The Fly-in Breakfast is one of the Batavia Rotary Club's main fundraisers each year to support the many community service projects conducted by the club.
"Every penny our Batavia Rotary Club raises from fundraising is donated toward local, regional and international projects," Leising said. "Money we raise in fundraisers such as the Fly-in Breakfast is never used for the operation of our Rotary Club itself."
Leising cited several programs that benefit from the club's fundraising efforts, including $18,000 in college scholarships awarded annually to students from Batavia, Notre Dame and Genesee Educational Partnership and $250,000 pledged to the Healthy Community Center to be constructed as a joint venture of the YMCA and United Memorial Medical Center.
Recent short-term projects have included remodeling of the Domestic Violence Safe House operated by the YWCA and improvements to Crossroads House security.
Batavia Rotary Club is celebrating its 100th anniversary of providing for the community under its motto of "Service Above Self."
Tickets for the Fly-in Breakfast are available in advance from any Rotary member and also at the door.
History of the 100-year-old Batavia Rotary Club's Annual Fly-in Breakfast
By Gregg McAllister
Genesee County Chamber of Commerce had a great idea in the late 1990s as they launched the Wingding Weekend as an end-of-summer festival that included an air show.
Anne Garlock, who was on the Chamber's planning committee, suggested to fellow Rotarian Ed Leising that the Club should organize a fly-in breakfast at the county airport for Sunday morning during the weekend.
Ed assembled a team of workers who obtained food donations, equipment to cook a hearty pancake and eggs breakfast in an airport hangar, and suddenly the idea took flight.
Rotarian Carol Boshart and her husband, Jeff, of Boshart Enterprises and Aircraft Services, and Jay Gsell, county manager and also a Rotarian, provided support and clearance to use the hangar for cooking and seating of guests.
That first year in 1998, the club served nearly 900 breakfasts.
Over the next few years, the tradition continued, and Rotarians developed a relationship with the local Flying Farmers club, which conducted a fundraising breakfast at the airport each Father's Day in June.
Eventually, the Flying Farmers decided they were not going to continue their event, and offered the Father's Day date to Rotary.
The first year of the change to June for the breakfast, the hungry crowd of breakfast lovers climbed by 200.
Now Rotarians average 1,350 to 1,400 breakfasts served annually, with income of $11,000 to $12,000 for community service projects.
Many area residents have made the trip for breakfast at the airport part of a Father's Day ritual as parents, children and grandchildren meet for a huge meal.

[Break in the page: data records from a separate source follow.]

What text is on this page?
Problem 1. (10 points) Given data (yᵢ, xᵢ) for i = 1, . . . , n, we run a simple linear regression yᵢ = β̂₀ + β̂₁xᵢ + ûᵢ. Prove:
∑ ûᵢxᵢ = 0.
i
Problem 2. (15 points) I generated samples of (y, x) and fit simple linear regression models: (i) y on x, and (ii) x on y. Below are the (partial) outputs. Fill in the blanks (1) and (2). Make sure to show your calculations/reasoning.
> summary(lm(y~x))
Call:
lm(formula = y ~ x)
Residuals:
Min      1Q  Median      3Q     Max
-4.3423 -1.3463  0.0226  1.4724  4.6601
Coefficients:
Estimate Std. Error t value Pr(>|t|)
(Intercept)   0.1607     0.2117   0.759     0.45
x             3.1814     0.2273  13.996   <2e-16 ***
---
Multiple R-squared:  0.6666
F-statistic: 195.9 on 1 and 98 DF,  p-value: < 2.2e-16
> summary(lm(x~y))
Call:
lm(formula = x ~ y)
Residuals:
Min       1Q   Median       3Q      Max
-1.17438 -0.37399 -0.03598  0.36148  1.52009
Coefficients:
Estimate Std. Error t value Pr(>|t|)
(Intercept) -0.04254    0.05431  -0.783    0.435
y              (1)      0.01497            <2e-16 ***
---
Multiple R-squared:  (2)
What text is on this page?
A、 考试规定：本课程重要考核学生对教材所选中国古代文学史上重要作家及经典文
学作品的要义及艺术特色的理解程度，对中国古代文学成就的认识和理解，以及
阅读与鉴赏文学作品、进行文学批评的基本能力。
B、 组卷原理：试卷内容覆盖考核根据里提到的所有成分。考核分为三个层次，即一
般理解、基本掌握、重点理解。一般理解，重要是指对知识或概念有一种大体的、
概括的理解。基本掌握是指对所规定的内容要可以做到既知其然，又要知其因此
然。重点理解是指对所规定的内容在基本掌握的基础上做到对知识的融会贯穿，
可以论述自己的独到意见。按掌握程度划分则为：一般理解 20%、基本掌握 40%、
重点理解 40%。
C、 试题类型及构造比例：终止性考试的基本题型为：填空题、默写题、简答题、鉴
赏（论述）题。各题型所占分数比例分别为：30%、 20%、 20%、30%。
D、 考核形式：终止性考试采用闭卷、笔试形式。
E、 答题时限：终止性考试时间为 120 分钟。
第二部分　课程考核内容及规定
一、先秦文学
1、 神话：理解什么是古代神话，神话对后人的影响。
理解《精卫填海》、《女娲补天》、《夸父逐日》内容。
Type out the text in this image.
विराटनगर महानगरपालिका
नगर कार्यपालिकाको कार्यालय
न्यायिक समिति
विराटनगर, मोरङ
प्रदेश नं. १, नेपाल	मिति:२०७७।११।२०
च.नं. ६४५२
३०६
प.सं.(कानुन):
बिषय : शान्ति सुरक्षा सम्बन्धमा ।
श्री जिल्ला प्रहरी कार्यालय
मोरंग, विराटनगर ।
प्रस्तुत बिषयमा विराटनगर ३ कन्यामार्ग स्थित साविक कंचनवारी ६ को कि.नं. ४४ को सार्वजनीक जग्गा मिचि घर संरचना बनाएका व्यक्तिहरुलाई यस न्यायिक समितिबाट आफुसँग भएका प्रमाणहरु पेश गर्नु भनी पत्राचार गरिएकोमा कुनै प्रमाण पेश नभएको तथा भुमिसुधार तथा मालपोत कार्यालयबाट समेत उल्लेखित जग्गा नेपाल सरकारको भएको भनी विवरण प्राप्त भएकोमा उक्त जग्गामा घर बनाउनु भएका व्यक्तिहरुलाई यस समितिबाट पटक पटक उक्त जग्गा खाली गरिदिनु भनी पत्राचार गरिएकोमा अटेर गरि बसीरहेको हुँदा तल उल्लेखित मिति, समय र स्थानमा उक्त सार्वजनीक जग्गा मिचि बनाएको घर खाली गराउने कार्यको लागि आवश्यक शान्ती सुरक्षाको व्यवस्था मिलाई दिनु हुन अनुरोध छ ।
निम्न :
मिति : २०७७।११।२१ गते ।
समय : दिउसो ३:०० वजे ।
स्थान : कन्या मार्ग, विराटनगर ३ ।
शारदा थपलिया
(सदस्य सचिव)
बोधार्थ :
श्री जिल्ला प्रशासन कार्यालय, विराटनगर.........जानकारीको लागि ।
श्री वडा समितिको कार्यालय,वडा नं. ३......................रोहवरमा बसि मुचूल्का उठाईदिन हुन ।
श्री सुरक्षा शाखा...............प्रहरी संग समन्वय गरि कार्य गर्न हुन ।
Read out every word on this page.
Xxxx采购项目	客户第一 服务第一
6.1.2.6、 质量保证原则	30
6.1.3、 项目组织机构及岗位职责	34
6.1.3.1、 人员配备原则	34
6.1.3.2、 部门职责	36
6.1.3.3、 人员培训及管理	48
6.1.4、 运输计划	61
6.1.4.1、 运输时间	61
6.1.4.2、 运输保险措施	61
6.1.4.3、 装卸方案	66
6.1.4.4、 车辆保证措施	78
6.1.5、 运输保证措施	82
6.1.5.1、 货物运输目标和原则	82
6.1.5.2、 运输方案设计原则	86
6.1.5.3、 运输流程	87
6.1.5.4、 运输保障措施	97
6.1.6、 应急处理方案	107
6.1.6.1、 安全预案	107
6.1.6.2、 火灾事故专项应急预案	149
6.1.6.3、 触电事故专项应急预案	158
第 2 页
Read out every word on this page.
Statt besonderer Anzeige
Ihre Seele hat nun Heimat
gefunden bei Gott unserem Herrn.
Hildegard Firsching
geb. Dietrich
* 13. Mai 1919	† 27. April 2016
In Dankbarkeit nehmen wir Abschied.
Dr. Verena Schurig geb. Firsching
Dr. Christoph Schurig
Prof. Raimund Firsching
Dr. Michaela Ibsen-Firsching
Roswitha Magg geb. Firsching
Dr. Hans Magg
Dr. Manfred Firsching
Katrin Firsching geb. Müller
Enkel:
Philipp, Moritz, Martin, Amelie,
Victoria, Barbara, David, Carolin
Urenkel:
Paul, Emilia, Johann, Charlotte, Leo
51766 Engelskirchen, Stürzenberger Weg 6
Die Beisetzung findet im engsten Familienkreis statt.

Pilots fly in from airports throughout Western New York, and guests enjoy seeing the various planes.
Even with so many years of experience, the event requires six months of planning and preparation. Basically all of the food is donated from generous sponsors like Tops, United Memorial Medical Center, Kreher's egg farm and Suburban Propane.
A team of Rotarians sets up tables, chairs and massive grills in the hangar the night before.
The first shift of workers starts cracking eggs by 6 am in order to be ready for the first surge of customers at 7. Serving continues until noon. A cleanup crew comes behind, and the hangar is restored to airplanes by 4 p.m.
Working on the event is a family tradition for a number of Rotarians. One young adult who now lives in Pittsburgh comes back each year to help because that's what she did when in middle and high school.
"It's a great way to spend time with my Dad the Rotarian on Father's Day," she said.